Tier 4 (guardrail) tests verify the agent doesn't use Write, Bash, or Edit tools when asked to create a building — it must use MCP tools.

Retry Logic

LLM outputs are non-deterministic. The conftest implements a custom pytest_runtest_protocol hook that retries failed LLM tests up to LLM_TESTS_RETRIES times. If any attempt passes, the test is reported as passed. Each retry consumes a prompt from the budget.

Key Files

File Purpose
tests/llm/runner.py run_claude(), extract_tool_calls(), MCP config generation
tests/llm/conftest.py Guards, budget, retry hook, shared model paths
tests/llm/test_tool_selection.py Tier 1 — hand-curated tool selection cases
tests/llm/test_eval_tool_selection.py Tier 1 — auto-parsed from eval.md files
tests/llm/test_workflows.py Tier 2 — multi-step workflows
tests/llm/test_guardrails.py Tier 4 — agent must not bypass MCP

Known Behaviors

  • ToolSearch consumes 1-3 turns — Claude Code uses deferred tool loading, so the agent spends turns discovering MCP tools before calling them.
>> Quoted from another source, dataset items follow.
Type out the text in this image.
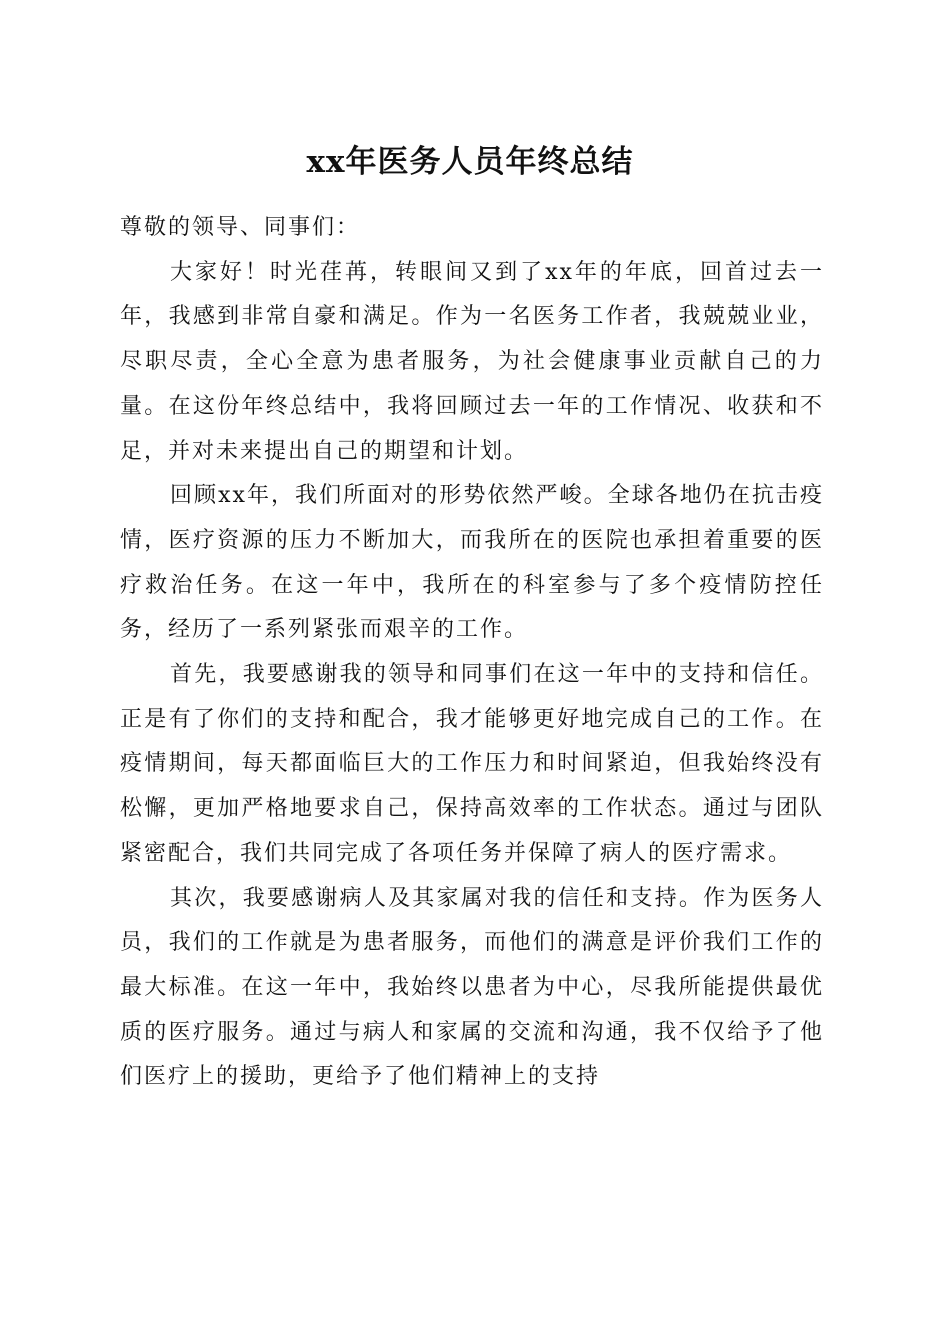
xx年医务人员年终总结

尊敬的领导、同事们：

大家好！时光荏苒，转眼间又到了xx年的年底，回首过去一年，我感到非常自豪和满足。作为一名医务工作者，我兢兢业业，尽职尽责，全心全意为患者服务，为社会健康事业贡献自己的力量。在这份年终总结中，我将回顾过去一年的工作情况、收获和不足，并对未来提出自己的期望和计划。

回顾xx年，我们所面对的形势依然严峻。全球各地仍在抗击疫情，医疗资源的压力不断加大，而我所在的医院也承担着重要的医疗救治任务。在这一年中，我所在的科室参与了多个疫情防控任务，经历了一系列紧张而艰辛的工作。

首先，我要感谢我的领导和同事们在这一年中的支持和信任。正是有了你们的支持和配合，我才能够更好地完成自己的工作。在疫情期间，每天都面临巨大的工作压力和时间紧迫，但我始终没有松懈，更加严格地要求自己，保持高效率的工作状态。通过与团队紧密配合，我们共同完成了各项任务并保障了病人的医疗需求。

其次，我要感谢病人及其家属对我的信任和支持。作为医务人员，我们的工作就是为患者服务，而他们的满意是评价我们工作的最大标准。在这一年中，我始终以患者为中心，尽我所能提供最优质的医疗服务。通过与病人和家属的交流和沟通，我不仅给予了他们医疗上的援助，更给予了他们精神上的支持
Don't set --max-turns too low.
  • Context-gathering is normal — the agent often calls get_model_summary, list_spaces, etc. before the target tool. Assert "tool appears anywhere", not "tool is first call".
  • Action tools need model state — prompts like "add VRF" fail if no model exists. Tier 1 tests should target query/info tools; action tests belong in Tier 2 with model creation in the prompt.
  • stream-json + --verbose required--output-format json only returns the final text result; stream-json --verbose includes tool_use blocks.
  • CLAUDECODE env var must be stripped — nested claude -p subprocess calls fail if the parent session's CLAUDECODE env var is inherited.